Sunday, July 3, 2016

On Tolerance

   I will readily admit than I am neither a historian, professional philosopher, nor theologian. I am also not a psychologist or a leader in the study of human behavior. What I am is a human with opinions, facts, and bodily senses that allow me to make observations. These observations alone are rather objective but are also serve as useful tools in the subjectivity of my experiences. Of course, being subjective and formulating opinions is incomplete without the ingredients of emotional senses and imaginative thinking.
     Observations are objective because they are simply facts that I create based my exploratory senses. My observations are simply things that I have seen, heard, tasted, touched, or smelled first hand. They may enable me to strengthen my subjective opinions, but they are simply facts. Facts are a useful sharing tool since they can be revisited by others. By revisiting the facts that I state based on my observations, other humans are given the liberty to agree or disagree with the statements and perhaps form an argument supporting their position. They could also choose to ignore the facts and be just as unaffected by the statements that I make.
        I must also note that a fact may not always correlate with what one may merit as "truth". Although I personally believe that truth should be objective, I have made the observation that once the word "truth" is associated with possessive prounouns, it is subject to subjectivity.
     In my short lifetime, I have observed various groups of people interact with one another. Based on my observations, I have concluded that people will form identities based on the commonalities they share with the individual or group they interact with. This commonality may be genetic, such as sharing chromosmal DNA alleles or bearing similar genetic physical characteristics;  it may be environmental, such as speaking a similar language or living in similar conditions; or it may be psychological, such as displaying similar behavioral characteristics or sharing similar ideology.These are simply ways that I have observed humans interact and group themselves.
       These observations I have made are mainly objective. They are things I have seen or heard or experienced first-hand through direct participation. They have shaped my thinking as a human.
       I admittedly group individuals based on the above-mentioned factors and have used those premises to make my initial judgements. At times, I will merge the three factors: genetic, psychological, and environmental into one huge group and it would serve as the premise for my biases and judgements. The issue with merging is that I will automatically make the assumption that a person I hear speak a certain language or dialect is to have specific phenotype that matches that language group and must come from an environment that is identical to the one I have previously observed with another person who speaks the same dialect or language. In such a case, I fail to acknowledge the individual variations that make each human unique. For example, I hear a person speak creole, assume they MUST be from Haiti, and should not have much lighter skin(if they do, they CAN'T be from Haiti, in my mind). When I experience a reality that challenges my thinking, I am forced to either accept it and widen that area of my brain, or dismiss it as an anomally and create justifications for my dismissal.
       When I do that, I further reinforce my narrow thinking and allow my preconcieved notions to serve as my template for all human interactions. If I choose to accept the new reality, then I open the avenue for questions, discussions, and the acquisition of new knowledge that matches my observation. Furthermore, I allow myself to see beyond the conglomerate, and look at the individual.

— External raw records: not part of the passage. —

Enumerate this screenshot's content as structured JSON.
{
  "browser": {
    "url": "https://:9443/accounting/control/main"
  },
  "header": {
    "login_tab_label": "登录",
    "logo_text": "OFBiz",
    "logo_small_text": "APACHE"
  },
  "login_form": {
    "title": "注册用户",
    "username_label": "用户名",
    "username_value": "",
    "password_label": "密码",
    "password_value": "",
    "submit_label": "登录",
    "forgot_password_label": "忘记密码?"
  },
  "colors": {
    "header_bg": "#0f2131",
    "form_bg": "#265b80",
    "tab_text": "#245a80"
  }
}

      There are various stratifications within cultures and subcultures that are used as identification markers, yet they only serve as superficial survival mechanisms at best. They cannot truly tell me what the person's unique observations and experiences are that further formulate that person's beliefs and shape their individual character. The group divisions only tell me what societal group that person belongs to and perhaps may serve as an introduction to the collective unit which that person may identify with (or which I identify that person with based on my observation). However, unless I have interacted with every single member of that collective unit, I can not truly claim to know all there is to know of that group.
    I suppose all this may appear to be foolish regurgitated jargon to some who read this. Others may understand and agree. I believe there can be no tolerance, no end to bigotry, no true peace, until we as individuals recognize at first where our own rationalization may be flawed. Until we realize as individuals how the societies we partake and have engaged in have molded and shaped us. Until we fully understand our own individual thinking and biases and acknowledge them as such.
    Furthermore, once we can separate ourselves from the constructed realities of others and learn to embrace ourselves as independent individuals, I think it will make it easier for us to tolerate and embrace the other individuals we come in contact with. That is not to say that we must reject every societal habit and norm that we once knew or have already adapted to, but rather we must learn and understand how these factors have shaped our own individual tendencies.
     When I hear or read the constant sermons urging everyone to be tolerant, I first ask myself "How can one be tolerant of others, if one does not even have the sense to be tolerant of oneself?" It is not as complex as this post may make it seem. It is truly as simple as embracing the freedom that we once possessed before we were bound by the obligatory and unspoken rules of society. It is about allowing others that same freedom to truly appreciate themselves.